Como conducir cuando hay niebla
Dentro de los riesgos a los que se expone quien maneja, dos aparecen como más graves y más proclives a producir choques múltiples.Uno es la diferencia de velocidades en el manejo: gente que por temor circula a dos por hora y gente que no baja el pie del acelerador. El otro, la presencia de rodados que por impacto previo se quedaron detenidos y sin luces en plena ruta.
Según un informe que ayer, apenas se produjeron los accidentes, elaboró Cesvi, el invierno es una de las épocas del año que registra mayor cantidad de siniestros. En gran medida por los fenómenos meteorológicos que le son propios: lluvias, nieblas y nieve o hielo.
Pero esos no son factores inertes sino que interactúan con otros como el estado de las rutas, el parque automotor y, sobre todo, el comportamiento humano, que para Cesvi es el responsable del 87 por ciento de los siniestros.
En caso de niebla densa existen recomendaciones bien precisas para disminuir los riesgos, aunque Brambati se jugó por los de máxima: “Si es posible, evitar viajar. Si ya se está de viaje, abandonar la ruta”.
Por supuesto, llevando el vehículo a un lugar seguro y lo más alejado posible de la zona de niebla, como una estación de servicios. No sobre la banquina, ya que ese sector suele utilizarse como vía de escape en caso de colisiones en cadena.
Si no cabe otra posibilidad que seguir circulando, el primer consejo es reducir la velocidad y no sobrepasar a otros vehículos. Si se ven dos signos “V” invertidos sobre la calzada, circular a no más de 60 kilómetros por hora y si tan sólo se ve uno, a no más de 40.
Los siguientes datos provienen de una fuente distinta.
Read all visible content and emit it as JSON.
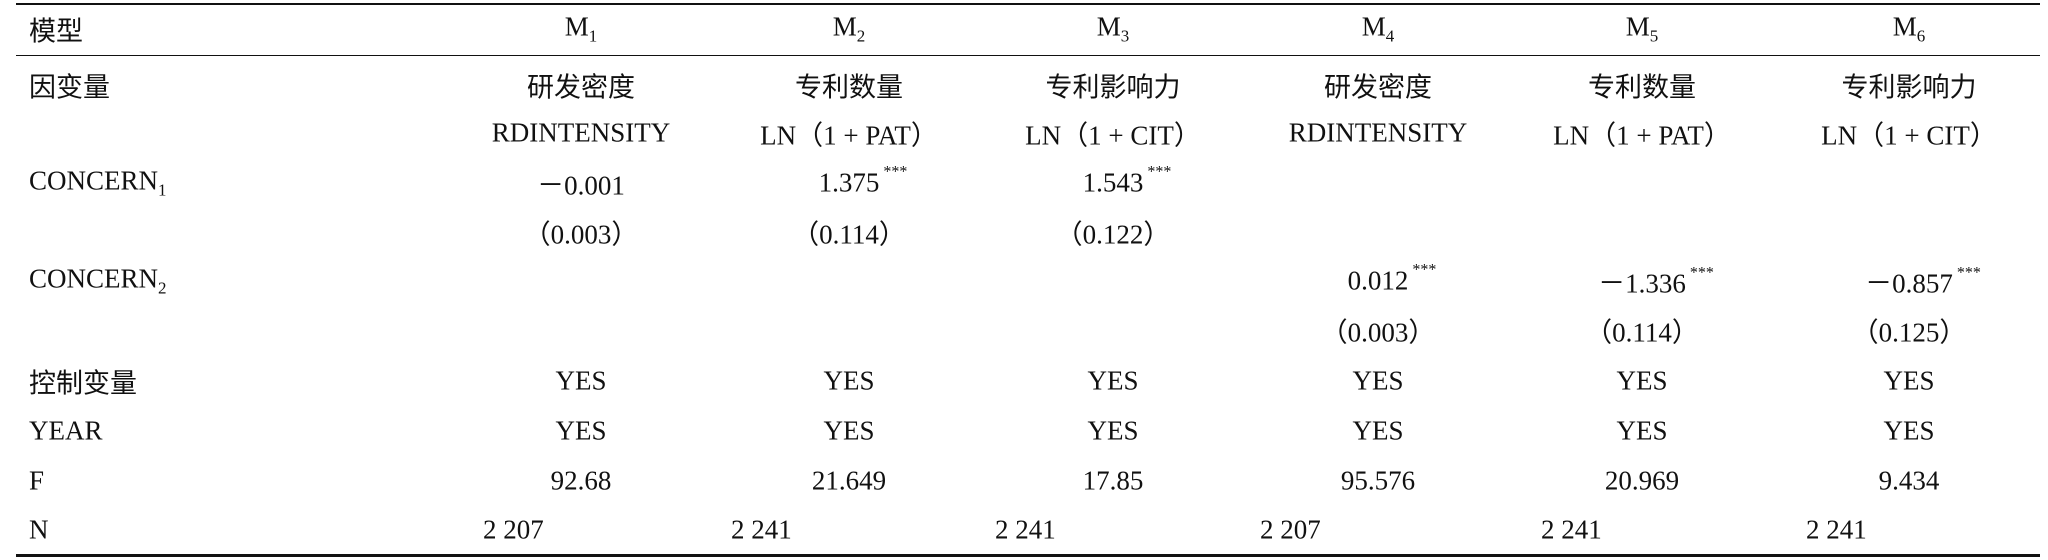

Antes de ingresar a un banco de niebla chequear que se llevan encendidas las luces de posición y las bajas (si se poseen las antiniebla delanteras y traseras, también pueden usarse) e ir disminuyendo la velocidad para dar la posibilidad al conductor que viene detrás de hacer lo mismo cuando aún tiene buena visibilidad. También recomiendan mantener el parabrisas limpio permanentemente.
Estilos de manejo. Puede ocurrir, por ejemplo, que el consejo de conducir a baja velocidad sea llevado al extremo y entonces el choque se produzca por “diferencia de velocidades” o “diferencia en los estilos de manejo”, grafica Brambati: entre alguien que circula demasiado despacio y alguien que no respeta el máximo aconsejado.
Y otro factor de riesgo en caso de niebla, típico de los choques múltiples o en cadena”, es que queden vehículos detenidos sobre el asfalto con su sistema eléctrico dañado por una colisión previa y sea esa falta de luces la que provoque los siguientes impactos.